In March 2014 he started to make regular purchases at an Islamic bookstore and let his beard grow, though Mohammed Hamza Arshad explains that this had more to do with the 'hipster fashion' than Islamist sentiment. After viewing a number of propaganda videos on the internet he travelled to Syria to join IS.
"For three weeks I stayed in a kind of camp where nothing much happened. After a while I wanted to go home, but I was distrusted and led away by masked men. They abused me for several days. It was out of fear that I agreed to help them. I received my orders as well as 10,000 euros."
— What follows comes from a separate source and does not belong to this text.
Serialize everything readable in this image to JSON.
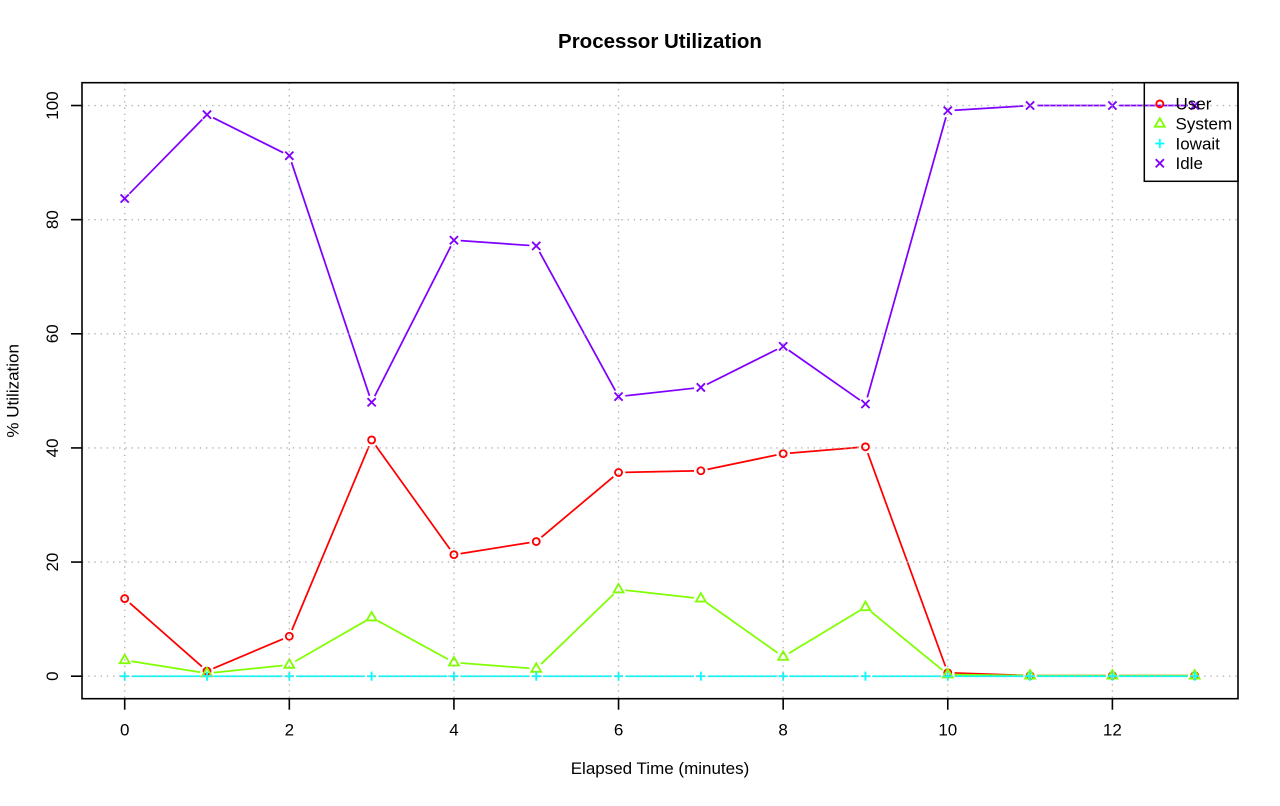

Mohammed Hamza Arshad admits to being in contact with Abdelhamid Abaaoud, the man seen as the organiser of the Paris attacks, virtually on a daily basis. Abdelhamid Abaaoud told him what to do: buy arms and get hold of forged documents. The arms dealer, who sold him the arms, threw twenty-seven police uniforms into the bargain. Mohammed Hamza Arshad bought walkie-talkies, material to produce explosives and rented a safe house in Verviers. He also collected two jihadi fighters in France and Germany.
Explaining why he was reluctant to reveal all Mohammed Hamza Arshad added two dangerous suspects are still at large.
In a separate development Willy Bruggeman and Dirk Van Daele have been appointed as experts to the parliamentary commission examining the March attacks. Earlier criminologists Cyrille Fijnaut and Brice De Ruyver refused to serve because they did not feel they enjoyed the support of all the parties represented.